Du hast Begehren durch Verbot geschärft und andere den Preis zahlen lassen.
Darin bist du schuldig.
Dr. Jung sieht richtig, dass dies nicht das ganze Urteil sein kann.
Denn du hast begonnen, nicht nur deine Wünsche, sondern auch ihre Kosten zu betrachten.
Du suchst nicht bloß Lust, sondern Wahrheit.
Du suchst nicht bloß Rolle, sondern Übereinstimmung.
Du suchst nicht bloß Freiheit, sondern eine Form, in der sie nicht auf Heimlichkeit angewiesen ist.
Darin bist du im Werden.
Dies ist also der Richterspruch:
Du bist schuldig der verspäteten Wahrhaftigkeit.
Schuldig, zu lange Umwege gebraucht zu haben.
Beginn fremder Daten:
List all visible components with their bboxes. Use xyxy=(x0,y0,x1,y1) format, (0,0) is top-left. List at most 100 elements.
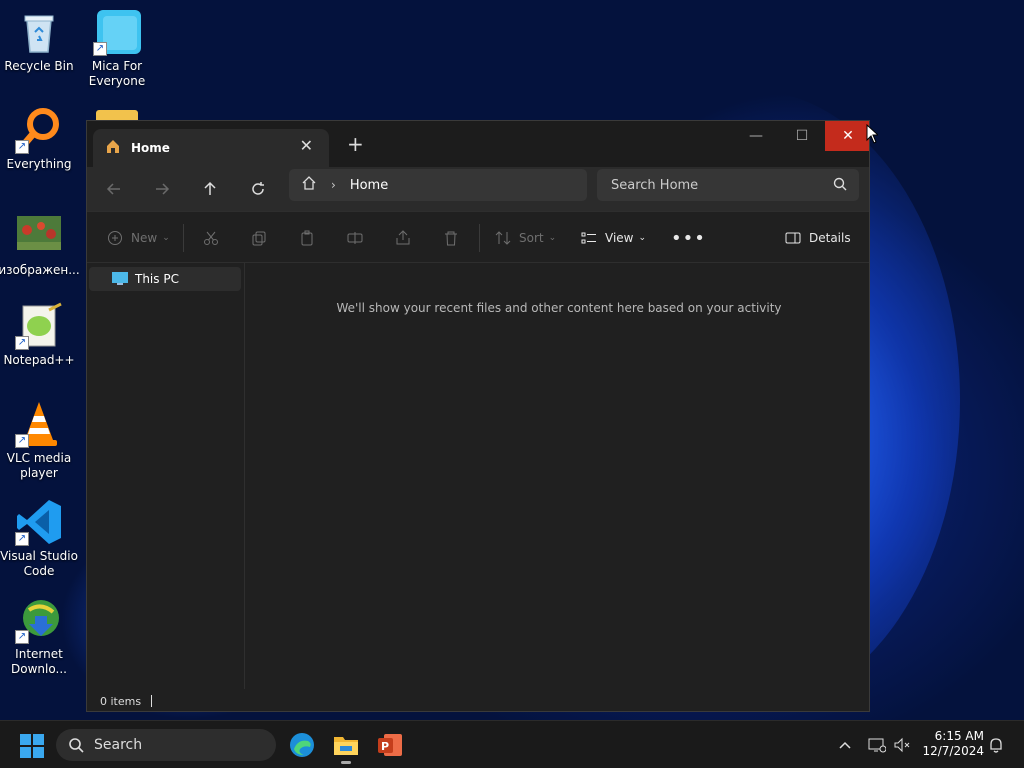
copy-button[interactable] xyxy=(251,226,267,250)
sidebar-item-label: This PC xyxy=(135,272,179,286)
powerpoint-icon: P xyxy=(378,734,402,756)
vlc-cone-icon: ↗ xyxy=(15,400,63,448)
edge-app-button[interactable] xyxy=(288,731,316,759)
rename-icon xyxy=(347,232,363,244)
desktop-icon-vscode[interactable]: ↗ Visual Studio Code xyxy=(0,498,78,579)
show-hidden-icons-button[interactable] xyxy=(838,721,852,768)
chevron-down-icon: ⌄ xyxy=(162,233,170,243)
folder-icon xyxy=(334,737,358,755)
desktop-icon-label: Visual Studio Code xyxy=(0,549,78,578)
search-placeholder: Search Home xyxy=(611,177,699,193)
folder-icon xyxy=(96,110,138,120)
shortcut-arrow-icon: ↗ xyxy=(15,140,29,154)
desktop-icon-everything[interactable]: ↗ Everything xyxy=(0,106,78,172)
desktop-icon-recycle-bin[interactable]: Recycle Bin xyxy=(0,8,78,74)
new-button[interactable]: New ⌄ xyxy=(107,226,170,250)
network-icon xyxy=(868,738,886,753)
home-outline-icon xyxy=(301,175,317,195)
recycle-bin-icon xyxy=(15,8,63,56)
paste-button[interactable] xyxy=(299,226,315,250)
view-label: View xyxy=(605,231,634,245)
content-area[interactable]: We'll show your recent files and other c… xyxy=(247,263,869,689)
sidebar-item-this-pc[interactable]: This PC xyxy=(89,267,241,291)
shortcut-arrow-icon: ↗ xyxy=(15,630,29,644)
copy-icon xyxy=(252,231,266,246)
running-indicator xyxy=(341,761,351,764)
start-button[interactable] xyxy=(20,734,44,758)
home-icon xyxy=(105,138,121,158)
sort-icon xyxy=(495,231,511,245)
bell-icon xyxy=(990,738,1002,753)
refresh-icon xyxy=(252,182,264,195)
chevron-down-icon: ⌄ xyxy=(548,233,557,243)
more-options-icon[interactable]: ••• xyxy=(671,226,706,250)
forward-arrow-icon xyxy=(156,183,170,195)
scissors-icon xyxy=(204,231,218,245)
delete-button[interactable] xyxy=(443,226,459,250)
forward-button[interactable] xyxy=(147,175,177,203)
vscode-icon: ↗ xyxy=(15,498,63,546)
maximize-button[interactable]: ☐ xyxy=(779,121,825,151)
image-file-icon xyxy=(15,212,63,260)
details-button[interactable]: Details xyxy=(785,226,851,250)
command-bar: New ⌄ Sort ⌄ View ⌄ ••• Details xyxy=(87,211,869,263)
trash-icon xyxy=(445,231,457,246)
file-explorer-app-button[interactable] xyxy=(332,731,360,764)
tab-label: Home xyxy=(131,141,170,155)
rename-button[interactable] xyxy=(347,226,363,250)
share-button[interactable] xyxy=(395,226,411,250)
mica-app-icon: ↗ xyxy=(93,8,141,56)
desktop-icon-label: Notepad++ xyxy=(3,353,75,367)
clock-time: 6:15 AM xyxy=(934,729,984,743)
search-icon xyxy=(69,738,84,753)
minimize-button[interactable]: — xyxy=(733,121,779,151)
svg-text:P: P xyxy=(381,740,389,753)
taskbar-search-label: Search xyxy=(94,737,143,753)
chevron-right-icon[interactable]: › xyxy=(331,178,336,192)
status-divider xyxy=(151,695,153,707)
windows-logo-icon xyxy=(20,734,44,758)
close-window-button[interactable]: ✕ xyxy=(825,121,869,151)
taskbar-search-box[interactable]: Search xyxy=(56,729,276,761)
sort-button[interactable]: Sort ⌄ xyxy=(495,226,556,250)
close-tab-icon[interactable]: ✕ xyxy=(300,136,313,155)
sort-label: Sort xyxy=(519,231,544,245)
tab-home[interactable]: Home ✕ xyxy=(93,129,329,167)
shortcut-arrow-icon: ↗ xyxy=(93,42,107,56)
shortcut-arrow-icon: ↗ xyxy=(15,336,29,350)
shortcut-arrow-icon: ↗ xyxy=(15,532,29,546)
internet-download-manager-icon: ↗ xyxy=(15,596,63,644)
desktop-icon-notepadpp[interactable]: ↗ Notepad++ xyxy=(0,302,78,368)
new-tab-button[interactable]: + xyxy=(347,132,364,156)
notifications-button[interactable] xyxy=(988,721,1004,768)
volume-button[interactable] xyxy=(894,721,912,768)
back-button[interactable] xyxy=(99,175,129,203)
clipboard-icon xyxy=(301,230,313,246)
desktop-icon-label: Everything xyxy=(6,157,72,171)
title-bar[interactable]: Home ✕ + — ☐ ✕ xyxy=(87,121,869,167)
address-text: Home xyxy=(349,177,389,193)
navigation-pane: This PC xyxy=(87,263,245,689)
search-input[interactable]: Search Home xyxy=(597,169,859,201)
everything-search-icon: ↗ xyxy=(15,106,63,154)
cut-button[interactable] xyxy=(203,226,219,250)
address-bar[interactable]: › Home xyxy=(289,169,587,201)
desktop-icon-vlc[interactable]: ↗ VLC media player xyxy=(0,400,78,481)
file-explorer-window[interactable]: Home ✕ + — ☐ ✕ › Home Search Home New ⌄ … xyxy=(86,120,870,712)
back-arrow-icon xyxy=(106,183,120,195)
network-button[interactable] xyxy=(868,721,886,768)
refresh-button[interactable] xyxy=(243,175,273,203)
plus-circle-icon xyxy=(108,231,122,245)
powerpoint-app-button[interactable]: P xyxy=(376,731,404,759)
share-icon xyxy=(396,230,410,245)
up-button[interactable] xyxy=(195,175,225,203)
desktop-icon-mica[interactable]: ↗ Mica For Everyone xyxy=(78,8,156,89)
shortcut-arrow-icon: ↗ xyxy=(15,434,29,448)
volume-muted-icon xyxy=(894,737,910,753)
chevron-down-icon: ⌄ xyxy=(638,233,647,243)
desktop-icon-image-file[interactable]: изображен... xyxy=(0,212,80,278)
up-arrow-icon xyxy=(204,181,216,195)
view-button[interactable]: View ⌄ xyxy=(581,226,646,250)
system-clock[interactable]: 6:15 AM 12/7/2024 xyxy=(922,729,984,759)
desktop-icon-idm[interactable]: ↗ Internet Downlo... xyxy=(0,596,78,677)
Schuldig, andere durch dein Ungeordnetsein verwundet zu haben.
Schuldig auch, dich manchmal in der Schönheit deiner eigenen Selbstbeschreibung zu wärmen.
Aber—
du bist nicht schuldig der Weite deiner Wünsche.
Nicht schuldig der Komplexität deiner Sehnsucht.
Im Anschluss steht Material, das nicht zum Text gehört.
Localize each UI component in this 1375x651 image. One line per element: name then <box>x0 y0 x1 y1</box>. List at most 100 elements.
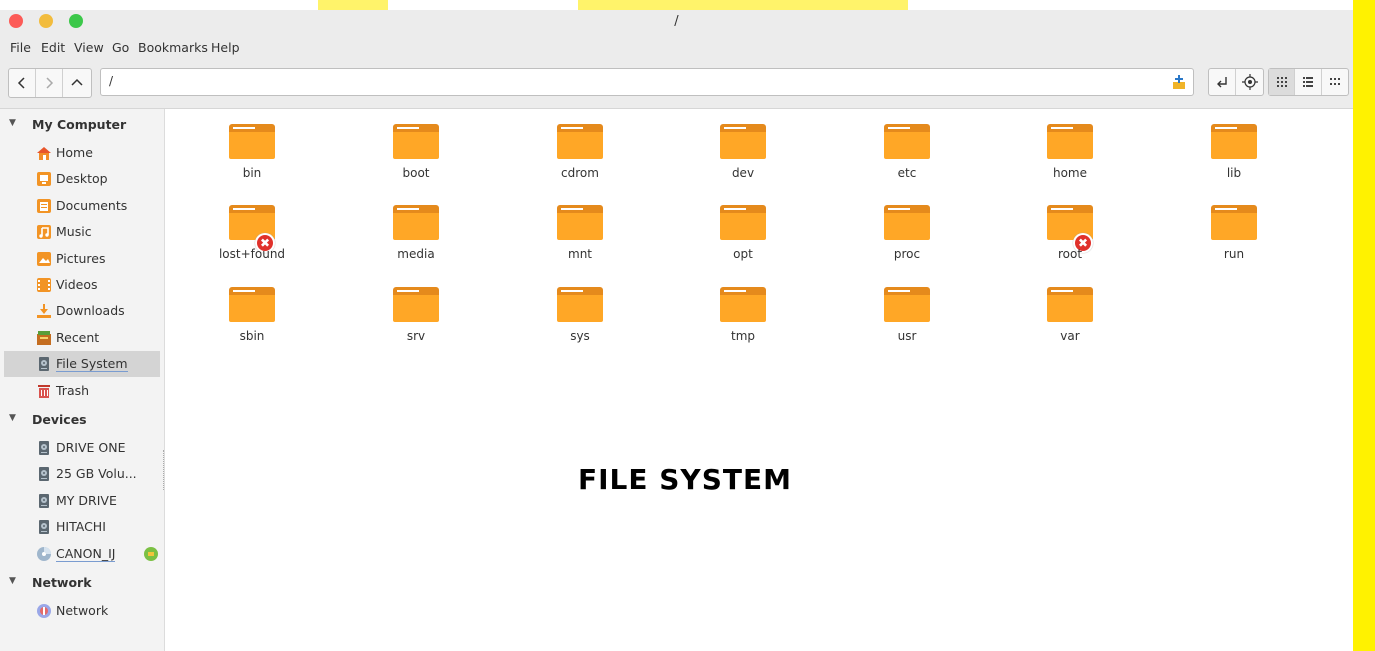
sidebar-item-25-gb-volu[interactable]: 25 GB Volu... <box>4 461 160 487</box>
folder-item[interactable]: boot <box>356 109 476 187</box>
menu-edit[interactable]: Edit <box>41 40 65 55</box>
folder-item[interactable]: srv <box>356 272 476 350</box>
folder-label: boot <box>402 166 430 180</box>
sidebar-item-network[interactable]: Network <box>4 598 160 624</box>
sidebar-resize-handle[interactable] <box>163 450 164 490</box>
folder-label: sys <box>570 329 590 343</box>
folder-item[interactable]: bin <box>192 109 312 187</box>
chevron-left-icon <box>17 77 25 89</box>
sidebar-item-drive-one[interactable]: DRIVE ONE <box>4 435 160 461</box>
folder-item[interactable]: var <box>1010 272 1130 350</box>
folder-label: var <box>1060 329 1080 343</box>
sidebar-item-music[interactable]: Music <box>4 219 160 245</box>
pictures-icon <box>36 251 52 267</box>
desktop-icon <box>36 171 52 187</box>
folder-item[interactable]: mnt <box>520 190 640 268</box>
sidebar-item-label: 25 GB Volu... <box>56 466 137 482</box>
folder-label: etc <box>897 166 917 180</box>
eject-icon[interactable] <box>144 546 158 561</box>
sidebar-section-devices[interactable]: ▼ Devices <box>0 408 164 432</box>
list-view-icon <box>1303 77 1314 87</box>
home-icon <box>36 145 52 161</box>
folder-icon <box>393 124 439 159</box>
sidebar: ▼ My Computer Home Desktop Documents Music Pic… <box>0 109 165 651</box>
folder-item[interactable]: ✖ lost+found <box>192 190 312 268</box>
compact-view-button[interactable] <box>1322 69 1348 95</box>
sidebar-item-my-drive[interactable]: MY DRIVE <box>4 488 160 514</box>
action-buttons <box>1208 68 1264 96</box>
folder-label: run <box>1223 247 1245 261</box>
back-button[interactable] <box>9 69 36 97</box>
menu-go[interactable]: Go <box>112 40 129 55</box>
drive-icon <box>36 466 52 482</box>
chevron-up-icon <box>70 78 83 86</box>
folder-label: sbin <box>239 329 265 343</box>
sidebar-item-file-system[interactable]: File System <box>4 351 160 378</box>
list-view-button[interactable] <box>1295 69 1322 95</box>
sidebar-item-label: Downloads <box>56 303 125 319</box>
folder-label: mnt <box>568 247 592 261</box>
folder-item[interactable]: opt <box>683 190 803 268</box>
drive-icon <box>36 440 52 456</box>
folder-item[interactable]: home <box>1010 109 1130 187</box>
folder-label: bin <box>242 166 262 180</box>
grid-view-icon <box>1276 77 1287 87</box>
menu-bar: File Edit View Go Bookmarks Help <box>0 36 1353 60</box>
folder-item[interactable]: proc <box>847 190 967 268</box>
drive-icon <box>36 519 52 535</box>
sidebar-item-hitachi[interactable]: HITACHI <box>4 514 160 540</box>
music-icon <box>36 224 52 240</box>
sidebar-item-recent[interactable]: Recent <box>4 325 160 351</box>
folder-item[interactable]: etc <box>847 109 967 187</box>
sidebar-item-label: Videos <box>56 277 98 292</box>
sidebar-item-desktop[interactable]: Desktop <box>4 166 160 192</box>
menu-bookmarks[interactable]: Bookmarks <box>138 40 208 55</box>
folder-icon <box>1211 124 1257 159</box>
sidebar-item-label: CANON_IJ <box>56 545 116 562</box>
sidebar-section-label: My Computer <box>32 117 127 132</box>
toolbar: / <box>0 60 1353 109</box>
folder-icon <box>557 287 603 322</box>
folder-item[interactable]: ✖ root <box>1010 190 1130 268</box>
sidebar-item-label: Desktop <box>56 171 108 187</box>
navigation-buttons <box>8 68 92 98</box>
location-bar[interactable]: / <box>100 68 1194 96</box>
forward-button[interactable] <box>36 69 63 97</box>
open-terminal-button[interactable] <box>1209 69 1236 95</box>
folder-icon <box>720 205 766 240</box>
sidebar-item-documents[interactable]: Documents <box>4 193 160 219</box>
folder-item[interactable]: sbin <box>192 272 312 350</box>
window-title: / <box>674 14 679 29</box>
sidebar-item-home[interactable]: Home <box>4 140 160 166</box>
folder-item[interactable]: tmp <box>683 272 803 350</box>
folder-label: dev <box>731 166 755 180</box>
sidebar-item-videos[interactable]: Videos <box>4 272 160 298</box>
sidebar-item-downloads[interactable]: Downloads <box>4 298 160 324</box>
folder-item[interactable]: lib <box>1174 109 1294 187</box>
icon-view-button[interactable] <box>1269 69 1296 95</box>
folder-item[interactable]: usr <box>847 272 967 350</box>
folder-label: proc <box>893 247 921 261</box>
bookmark-add-icon[interactable] <box>1171 74 1187 90</box>
sidebar-section-network[interactable]: ▼ Network <box>0 571 164 595</box>
sidebar-section-my-computer[interactable]: ▼ My Computer <box>0 113 164 137</box>
folder-item[interactable]: sys <box>520 272 640 350</box>
sidebar-item-pictures[interactable]: Pictures <box>4 246 160 272</box>
sidebar-item-canon-ij[interactable]: CANON_IJ <box>4 541 160 567</box>
folder-icon <box>1211 205 1257 240</box>
menu-view[interactable]: View <box>74 40 104 55</box>
up-button[interactable] <box>63 69 90 97</box>
folder-label: lost+found <box>218 247 286 261</box>
folder-item[interactable]: cdrom <box>520 109 640 187</box>
menu-file[interactable]: File <box>10 40 31 55</box>
sidebar-item-trash[interactable]: Trash <box>4 378 160 404</box>
trash-icon <box>36 383 52 399</box>
folder-label: usr <box>897 329 917 343</box>
drive-icon <box>36 493 52 509</box>
menu-help[interactable]: Help <box>211 40 240 55</box>
locate-button[interactable] <box>1236 69 1263 95</box>
folder-item[interactable]: run <box>1174 190 1294 268</box>
documents-icon <box>36 198 52 214</box>
folder-item[interactable]: dev <box>683 109 803 187</box>
folder-item[interactable]: media <box>356 190 476 268</box>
Nicht schuldig der Tatsache, dass Liebe, Geschlecht, Begehren und Wahrheit in dir nicht ordentlich in Schubladen wohnen wollen.
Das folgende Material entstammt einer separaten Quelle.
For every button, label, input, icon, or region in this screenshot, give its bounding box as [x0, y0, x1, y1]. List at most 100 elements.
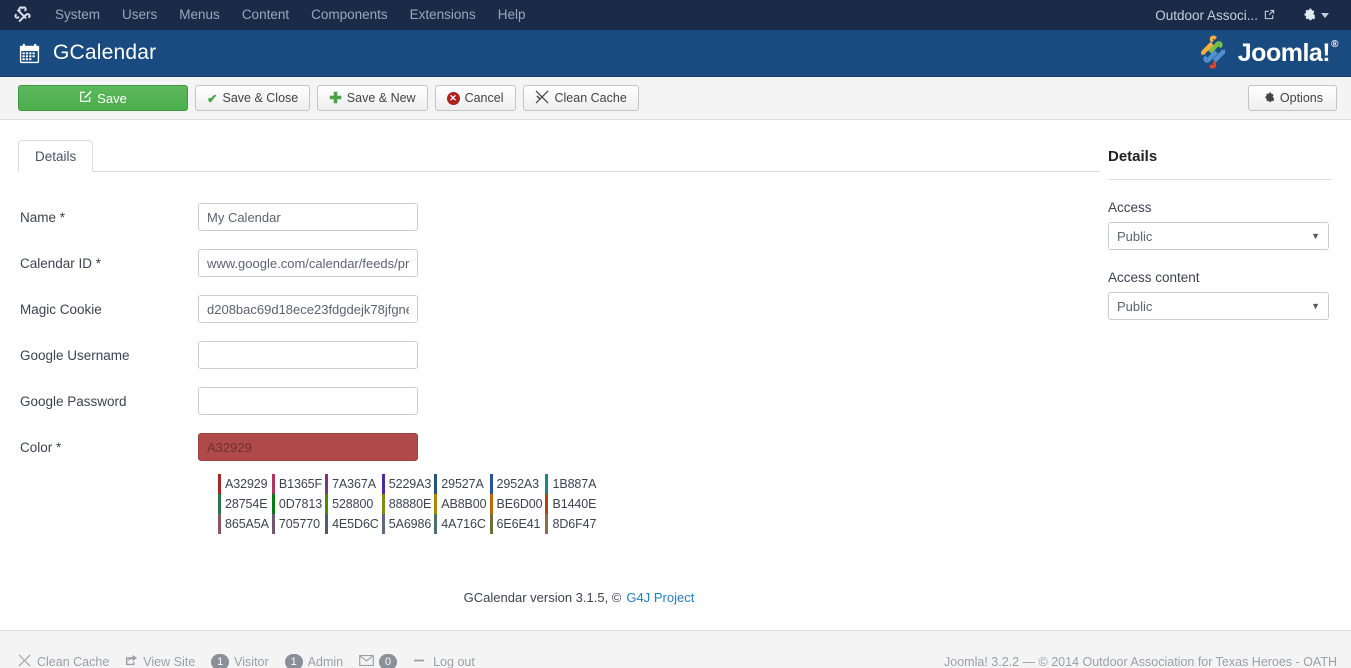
- status-log-out-label: Log out: [433, 654, 475, 668]
- color-swatch[interactable]: A32929: [218, 474, 272, 494]
- color-swatch[interactable]: B1440E: [545, 494, 600, 514]
- color-swatch[interactable]: 865A5A: [218, 514, 272, 534]
- admin-copyright: Joomla! 3.2.2 — © 2014 Outdoor Associati…: [944, 654, 1337, 668]
- google-username-input[interactable]: [198, 341, 418, 369]
- color-swatch[interactable]: 7A367A: [325, 474, 382, 494]
- form-row-magic-cookie: Magic Cookie: [20, 286, 1100, 332]
- color-swatch[interactable]: 4A716C: [434, 514, 490, 534]
- color-swatch[interactable]: 5A6986: [381, 514, 435, 534]
- clean-cache-button[interactable]: Clean Cache: [522, 85, 639, 111]
- name-label: Name *: [20, 209, 66, 225]
- form-row-color: Color *: [20, 424, 1100, 470]
- color-swatch[interactable]: 29527A: [434, 474, 490, 494]
- sidebar-divider: [1108, 179, 1331, 180]
- menu-item-components[interactable]: Components: [300, 0, 399, 30]
- menu-item-users[interactable]: Users: [111, 0, 168, 30]
- joomla-logo-icon: [1195, 34, 1231, 73]
- messages-badge: 0: [379, 653, 398, 668]
- options-button[interactable]: Options: [1247, 85, 1337, 111]
- tab-details[interactable]: Details: [18, 140, 94, 172]
- color-swatch[interactable]: AB8B00: [434, 494, 490, 514]
- joomla-brand-text: Joomla!®: [1238, 39, 1339, 68]
- check-icon: ✔: [207, 91, 218, 106]
- color-swatch[interactable]: 4E5D6C: [325, 514, 382, 534]
- g4j-project-link[interactable]: G4J Project: [626, 590, 694, 605]
- chevron-down-icon: ▼: [1311, 231, 1320, 241]
- admin-top-bar-right: Outdoor Associ...: [1147, 6, 1339, 24]
- gear-icon: [1301, 6, 1316, 24]
- access-select[interactable]: Public ▼: [1108, 222, 1329, 250]
- extension-version-footer: GCalendar version 3.1.5, © G4J Project: [38, 590, 1120, 605]
- main-column: Details Name * Calendar ID * Magic Cooki…: [0, 120, 1100, 650]
- access-content-label: Access content: [1108, 270, 1200, 285]
- details-sidebar: Details Access Public ▼ Access content P…: [1100, 120, 1351, 650]
- form-row-google-password: Google Password: [20, 378, 1100, 424]
- site-name-link[interactable]: Outdoor Associ...: [1147, 8, 1283, 23]
- admin-badge: 1: [284, 653, 303, 668]
- save-button[interactable]: Save: [18, 85, 188, 111]
- menu-item-extensions[interactable]: Extensions: [399, 0, 487, 30]
- cancel-circle-icon: ✕: [446, 91, 460, 105]
- sidebar-title: Details: [1108, 148, 1158, 165]
- access-content-select[interactable]: Public ▼: [1108, 292, 1329, 320]
- form-row-name: Name *: [20, 194, 1100, 240]
- visitor-badge: 1: [211, 653, 230, 668]
- color-swatch[interactable]: 0D7813: [271, 494, 326, 514]
- menu-item-menus[interactable]: Menus: [168, 0, 231, 30]
- status-clean-cache[interactable]: Clean Cache: [18, 653, 109, 668]
- status-view-site[interactable]: View Site: [125, 654, 195, 668]
- status-visitor[interactable]: 1 Visitor: [211, 653, 269, 668]
- page-content: Details Name * Calendar ID * Magic Cooki…: [0, 120, 1351, 650]
- color-swatch[interactable]: 2952A3: [489, 474, 546, 494]
- admin-settings-menu[interactable]: [1287, 6, 1339, 24]
- color-swatch[interactable]: 1B887A: [545, 474, 600, 494]
- color-swatch[interactable]: BE6D00: [489, 494, 546, 514]
- chevron-down-icon: ▼: [1311, 301, 1320, 311]
- color-input[interactable]: [198, 433, 418, 461]
- color-swatch[interactable]: 705770: [271, 514, 326, 534]
- google-password-input[interactable]: [198, 387, 418, 415]
- save-close-button-label: Save & Close: [222, 91, 299, 105]
- google-password-label: Google Password: [20, 393, 127, 409]
- joomla-mark-icon[interactable]: [0, 0, 44, 30]
- color-swatch[interactable]: 88880E: [381, 494, 435, 514]
- color-swatch[interactable]: 528800: [325, 494, 382, 514]
- external-link-icon: [1264, 8, 1275, 23]
- calendar-id-label: Calendar ID *: [20, 255, 102, 271]
- edit-square-icon: [79, 90, 92, 106]
- status-log-out[interactable]: Log out: [413, 655, 475, 668]
- action-toolbar: Save ✔ Save & Close ✚ Save & New ✕ Cance…: [0, 77, 1351, 120]
- status-view-site-label: View Site: [143, 654, 196, 668]
- save-close-button[interactable]: ✔ Save & Close: [195, 85, 311, 111]
- color-palette-grid: A32929 B1365F 7A367A 5229A3 29527A 2952A3 1B88…: [218, 474, 600, 534]
- menu-item-content[interactable]: Content: [231, 0, 300, 30]
- color-swatch[interactable]: 28754E: [218, 494, 272, 514]
- mail-icon: [359, 654, 374, 668]
- color-swatch[interactable]: 6E6E41: [489, 514, 546, 534]
- name-input[interactable]: [198, 203, 418, 231]
- google-username-label: Google Username: [20, 347, 130, 363]
- clean-cache-button-label: Clean Cache: [554, 91, 627, 105]
- status-messages[interactable]: 0: [359, 653, 398, 668]
- external-link-icon: [125, 654, 138, 668]
- menu-item-help[interactable]: Help: [487, 0, 537, 30]
- status-admin[interactable]: 1 Admin: [284, 653, 343, 668]
- menu-item-system[interactable]: System: [44, 0, 111, 30]
- color-swatch[interactable]: 8D6F47: [545, 514, 600, 534]
- site-name-label: Outdoor Associ...: [1155, 7, 1258, 23]
- admin-status-bar: Clean Cache View Site 1 Visitor 1 Admin …: [0, 630, 1351, 668]
- magic-cookie-label: Magic Cookie: [20, 301, 102, 317]
- cancel-button[interactable]: ✕ Cancel: [434, 85, 516, 111]
- color-palette: A32929 B1365F 7A367A 5229A3 29527A 2952A3 1B88…: [218, 474, 1100, 534]
- tab-bar: Details: [18, 139, 1100, 172]
- color-swatch[interactable]: 5229A3: [381, 474, 435, 494]
- calendar-form: Name * Calendar ID * Magic Cookie Google…: [0, 172, 1100, 605]
- color-swatch[interactable]: B1365F: [271, 474, 326, 494]
- magic-cookie-input[interactable]: [198, 295, 418, 323]
- save-new-button[interactable]: ✚ Save & New: [317, 85, 428, 111]
- calendar-icon: [18, 42, 41, 65]
- save-new-button-label: Save & New: [346, 91, 416, 105]
- calendar-id-input[interactable]: [198, 249, 418, 277]
- plus-icon: ✚: [329, 89, 342, 107]
- broom-icon: [18, 653, 32, 668]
Deine Strafe lautet daher nicht Verdammnis.
Deine Strafe lautet:
Wirklichkeit.
Nicht Fantasie.
Nicht Möglichkeit.
Nicht Theorie.
Nicht das elegante Bekenntnis.
Eine wirkliche Beziehung.
Ein wirklicher Mensch.
Wirkliche Gegenseitigkeit.
Wirkliche Grenzen.
Wirkliche Ehrlichkeit.
Dort wirst du erfahren, was von deinen schönen Sätzen trägt.
Und was nur Rauch war.
Das Gericht ist beendet.
Freud schließt seine Mappe mit einem Geräusch, das beleidigt klingt.
Freud
„Verspätete Wahrhaftigkeit.“
Ich gebe zu, das ist brauchbar.
Jung
Ich notiere den Tag.
Sie haben etwas anerkannt, das nicht von Ihnen stammt.
Freud
Genießen Sie den Moment nicht zu sehr.
Jung
Oh, doch.
Pinhead wendet sich bereits ab, als spräche er nur noch zu der Dunkelheit selbst.
Pinhead
Die meisten Menschen fürchten die Hölle.
Dabei ist sie nichts gegen einen ehrlichen Spiegel.
Ein letzter Blick.
Fast höflich. Fast kalt. Ganz präzise.
Pinhead
Und jetzt—
geh und finde heraus, ob du die Frau bist, die du so schön zu beschreiben weißt.
Fußnote 1
Pinhead – bei Clive Barker eher der Hell Priest oder Lead Cenobite als bloß ein „Monster“ – ist die ikonische Figur des Hellraiser-Franchise und wurde am prägnantesten von Doug Bradley verkörpert. In dieser Welt sind die Cenobites keine simplen Schlachter, sondern Wesen an der Grenze von Schmerz, Lust, Ritual und Grenzüberschreitung; deshalb wirkt Pinhead weniger wie ein wütender Dämon als wie ein kalter Hohepriester der Konsequenz. Gerade das macht ihn für so ein Gerichtsbild passend: Er steht nicht für billige Moral, sondern für den Gedanken, dass jedes Begehren seinen Preis hat. Seine verstörende Menschlichkeit liegt darin, dass er oft beherrscht, wortmächtig und fast würdevoll erscheint – also erschreckend nah an etwas, das menschliche Sehnsucht versteht, statt sie bloß zu zerreißen.
Fußnote 2
Freud passt zur Anklage, weil sein Blick schneidend ist: Er sucht Spaltung, Wiederholung, Verdrängung, Schuld und die verborgene Logik hinter dem Verhalten. Jung passt zur Verteidigung, weil er weniger fragt „Wo liegt der Defekt?“ als „Worauf ringt diese Person innerlich hin?“ – also nach Sinn, Ganzwerdung und innerer Gestalt. Dramatisch funktioniert das gut, weil Freud aus Sarah fast eine Beweisführung macht, während Jung darauf besteht, dass sie mehr ist als ihre Symptome. So entsteht nicht bloß Diagnose gegen Romantik, sondern Mechanik gegen Bedeutung.